The Carl R. Woese Institute for Genomic Biology posted a photo of a researcher tagging bees with RFID tags, which led to further online conversation about university research.
For Illinois’ National Center for Supercomputing Applications (NCSA), using the hashtag allowed the world to know about the impact women at NCSA have had on high-performance computing’s advances in scientific discovery.
“STEM, especially the tech side, is seen as a stereotypical male driven field, and for NCSA recruiting and retaining a diverse staff and skill set is a priority,” Elizabeth Murray, media communications specialist at NCSA.
Highlighting women in STEM is not only important to the center, she said, but high-performance computing at large.

The university’s National Center for Supercomputing Applications highlights women in tech as part of the center’s mission.
Ways to promote faculty research
Of course, it’s not every day that one of your researchers sparks a viral hashtag campaign.
There are ways, however, that you can talk about faculty and university research in an organic, conversational way.
Research community hashtags. If you’re already following faculty members on Twitter, see what hashtags they’re using. Hashtag communities (much like #casesmc) can be a great way to highlight faculty research and participate in a larger conversation. A paleontologist at Illinois, for example, occasionally tweets out interesting photos of research using the hashtag #FossilFridays.
“I keep an eye on #WomenInStem so I think that is the first time I saw #girlswithtoys used, but it wasn’t long before our feed was flooded with #girlswithtoys tweets,” Sturgeon said.

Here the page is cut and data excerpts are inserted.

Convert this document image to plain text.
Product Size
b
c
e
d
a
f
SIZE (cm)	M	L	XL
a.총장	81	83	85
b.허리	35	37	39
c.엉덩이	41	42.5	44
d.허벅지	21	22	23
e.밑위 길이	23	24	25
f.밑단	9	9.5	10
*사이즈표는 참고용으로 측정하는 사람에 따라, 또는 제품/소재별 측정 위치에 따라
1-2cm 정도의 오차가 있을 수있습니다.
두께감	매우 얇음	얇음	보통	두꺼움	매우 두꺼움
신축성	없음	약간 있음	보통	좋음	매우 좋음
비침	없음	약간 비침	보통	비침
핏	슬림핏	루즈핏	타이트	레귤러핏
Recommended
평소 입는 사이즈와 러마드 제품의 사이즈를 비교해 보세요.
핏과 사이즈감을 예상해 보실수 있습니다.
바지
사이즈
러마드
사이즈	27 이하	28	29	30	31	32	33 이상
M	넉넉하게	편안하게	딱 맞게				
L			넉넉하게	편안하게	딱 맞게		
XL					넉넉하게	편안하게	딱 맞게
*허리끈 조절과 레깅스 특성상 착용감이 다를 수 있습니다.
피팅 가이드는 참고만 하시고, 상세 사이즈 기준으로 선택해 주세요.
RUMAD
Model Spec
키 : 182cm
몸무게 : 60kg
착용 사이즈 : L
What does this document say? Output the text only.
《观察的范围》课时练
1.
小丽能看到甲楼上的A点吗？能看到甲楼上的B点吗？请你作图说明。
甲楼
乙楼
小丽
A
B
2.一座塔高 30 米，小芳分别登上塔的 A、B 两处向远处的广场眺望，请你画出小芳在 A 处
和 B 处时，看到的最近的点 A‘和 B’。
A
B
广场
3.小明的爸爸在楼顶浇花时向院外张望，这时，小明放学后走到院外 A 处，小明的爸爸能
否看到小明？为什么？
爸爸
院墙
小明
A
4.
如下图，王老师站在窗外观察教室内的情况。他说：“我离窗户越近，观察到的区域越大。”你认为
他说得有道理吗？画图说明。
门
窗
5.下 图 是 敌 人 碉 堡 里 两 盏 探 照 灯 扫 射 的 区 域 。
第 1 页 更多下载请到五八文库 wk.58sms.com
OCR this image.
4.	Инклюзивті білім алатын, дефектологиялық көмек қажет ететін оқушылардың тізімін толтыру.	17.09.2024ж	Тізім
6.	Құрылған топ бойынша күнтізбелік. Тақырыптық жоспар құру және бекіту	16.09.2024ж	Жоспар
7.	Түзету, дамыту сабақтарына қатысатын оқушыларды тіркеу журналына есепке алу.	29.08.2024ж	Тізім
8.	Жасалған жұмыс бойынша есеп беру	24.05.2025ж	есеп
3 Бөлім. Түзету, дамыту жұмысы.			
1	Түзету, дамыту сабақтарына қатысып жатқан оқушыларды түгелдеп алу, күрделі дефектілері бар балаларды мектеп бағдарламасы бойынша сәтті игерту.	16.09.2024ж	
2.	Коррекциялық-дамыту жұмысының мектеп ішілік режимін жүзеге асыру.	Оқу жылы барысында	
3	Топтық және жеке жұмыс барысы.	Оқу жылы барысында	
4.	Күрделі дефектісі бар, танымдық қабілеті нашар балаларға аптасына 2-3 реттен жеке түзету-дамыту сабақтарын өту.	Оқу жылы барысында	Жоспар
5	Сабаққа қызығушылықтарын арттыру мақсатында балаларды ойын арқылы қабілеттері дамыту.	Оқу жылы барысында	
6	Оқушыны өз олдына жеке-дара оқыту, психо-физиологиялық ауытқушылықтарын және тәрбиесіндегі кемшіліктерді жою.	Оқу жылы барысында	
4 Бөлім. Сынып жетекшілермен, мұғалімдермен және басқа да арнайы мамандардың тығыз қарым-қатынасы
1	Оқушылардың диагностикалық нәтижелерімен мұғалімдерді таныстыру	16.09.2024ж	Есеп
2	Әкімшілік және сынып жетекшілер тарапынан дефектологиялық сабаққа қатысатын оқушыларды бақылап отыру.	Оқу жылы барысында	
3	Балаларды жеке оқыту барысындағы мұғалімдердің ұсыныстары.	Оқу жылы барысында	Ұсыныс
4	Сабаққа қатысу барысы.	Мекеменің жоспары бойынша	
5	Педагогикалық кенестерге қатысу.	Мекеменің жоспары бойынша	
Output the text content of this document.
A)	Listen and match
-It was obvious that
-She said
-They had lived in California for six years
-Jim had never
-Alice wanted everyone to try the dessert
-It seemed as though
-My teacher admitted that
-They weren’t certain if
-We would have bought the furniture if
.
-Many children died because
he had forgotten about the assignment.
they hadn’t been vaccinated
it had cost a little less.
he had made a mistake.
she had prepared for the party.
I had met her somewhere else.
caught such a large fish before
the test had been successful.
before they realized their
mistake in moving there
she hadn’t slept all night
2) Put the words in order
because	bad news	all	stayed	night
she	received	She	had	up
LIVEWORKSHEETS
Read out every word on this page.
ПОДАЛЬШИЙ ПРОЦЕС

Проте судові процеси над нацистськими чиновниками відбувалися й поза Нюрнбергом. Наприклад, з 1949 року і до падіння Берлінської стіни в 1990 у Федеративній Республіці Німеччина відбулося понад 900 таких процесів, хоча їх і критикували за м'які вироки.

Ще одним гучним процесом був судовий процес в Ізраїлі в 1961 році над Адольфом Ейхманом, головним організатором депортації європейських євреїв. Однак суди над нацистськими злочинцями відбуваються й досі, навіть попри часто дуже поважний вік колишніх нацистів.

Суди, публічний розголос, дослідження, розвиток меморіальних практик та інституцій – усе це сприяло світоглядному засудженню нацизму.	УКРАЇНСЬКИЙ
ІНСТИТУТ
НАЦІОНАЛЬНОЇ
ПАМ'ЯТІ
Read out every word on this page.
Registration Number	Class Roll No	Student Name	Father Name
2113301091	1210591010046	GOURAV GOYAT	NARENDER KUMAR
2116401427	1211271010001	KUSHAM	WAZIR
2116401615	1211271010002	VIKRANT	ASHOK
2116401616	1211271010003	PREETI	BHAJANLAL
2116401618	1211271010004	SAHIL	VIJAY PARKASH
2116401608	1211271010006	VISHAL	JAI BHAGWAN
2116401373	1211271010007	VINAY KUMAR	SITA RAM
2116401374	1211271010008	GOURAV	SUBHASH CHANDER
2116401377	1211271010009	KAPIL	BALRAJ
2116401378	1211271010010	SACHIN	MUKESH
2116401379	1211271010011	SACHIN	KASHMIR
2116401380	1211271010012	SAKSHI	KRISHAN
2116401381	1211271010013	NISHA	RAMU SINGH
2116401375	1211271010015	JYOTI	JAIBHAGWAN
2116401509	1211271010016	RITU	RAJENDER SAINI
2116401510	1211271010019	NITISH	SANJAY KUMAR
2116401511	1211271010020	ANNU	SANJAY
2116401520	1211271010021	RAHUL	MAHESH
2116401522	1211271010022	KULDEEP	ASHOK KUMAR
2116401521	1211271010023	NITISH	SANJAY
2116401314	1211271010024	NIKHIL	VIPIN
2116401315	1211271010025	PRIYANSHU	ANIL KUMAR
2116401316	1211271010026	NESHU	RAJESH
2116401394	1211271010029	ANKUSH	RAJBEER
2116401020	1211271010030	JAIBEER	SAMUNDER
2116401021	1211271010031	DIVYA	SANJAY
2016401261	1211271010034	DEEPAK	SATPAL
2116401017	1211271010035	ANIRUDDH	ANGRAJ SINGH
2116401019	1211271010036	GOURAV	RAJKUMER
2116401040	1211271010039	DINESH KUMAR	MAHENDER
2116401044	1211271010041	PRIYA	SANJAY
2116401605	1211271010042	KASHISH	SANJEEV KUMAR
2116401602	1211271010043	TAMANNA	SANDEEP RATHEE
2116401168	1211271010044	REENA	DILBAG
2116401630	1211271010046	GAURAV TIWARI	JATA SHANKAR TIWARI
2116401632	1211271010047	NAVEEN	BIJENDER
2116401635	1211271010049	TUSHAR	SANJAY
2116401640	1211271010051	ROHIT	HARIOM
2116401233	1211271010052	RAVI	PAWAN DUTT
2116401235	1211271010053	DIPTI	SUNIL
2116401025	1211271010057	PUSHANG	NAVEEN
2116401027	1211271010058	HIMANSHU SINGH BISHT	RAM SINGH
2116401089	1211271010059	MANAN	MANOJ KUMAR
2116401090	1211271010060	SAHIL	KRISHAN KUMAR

Murray said she also uses the hashtag #womenintech, and Clancy’s hashtag continued the conversation from her center’s successful #womenintech campaign from last October to celebrate Grace Hopper month.
Be timely. Communicators at the College of Engineering quickly crowdsourced photos of their researchers into a #GirlswithToys Storify album that could be added as needed and shared on other platforms.
By putting together a collection of tweets early, the college’s Storify also had the opportunity to get picked up by a Chicago news outlet and reach even more people.
New mantra: Archives are your friend. I run the university’s News Bureau Twitter account, which shares information about university research. But I don’t necessarily have regular access to “in the field” photos of researchers with cool equipment like other institutes or colleges.
I still wanted to participate in the #GirlswithToys conversation, and remembered that Illinois alumna Rosalyn Yalow was one of only two women to receive a Nobel Prize in Physiology or Medicine.
So I posted a photo of Yalow with her equipment and one of her with her Nobel Prize, and tagged with the hashtag.

Archives can be a great resource if you don’t have ready access to photos of researchers in the field.
Get access to your university and alumni archives or become best friends with someone who does. Archives can create amazing social media payoff—showing the legacy of your institution while also acting as a connection to current research.
Contributing to conversations like #GirlswithToys is more than just a tweet to feed the Twitter beast.
It’s an opportunity to engage not only with the faculty members that make your institution great, but with future generations of scientists who can find inspiration in your researchers.
“We spend a chunk of our time encouraging and reminding faculty to participate in social media,” Bell said. “The least we can do is support those like Kate who are using it aggressively, intelligently, and to great impact.”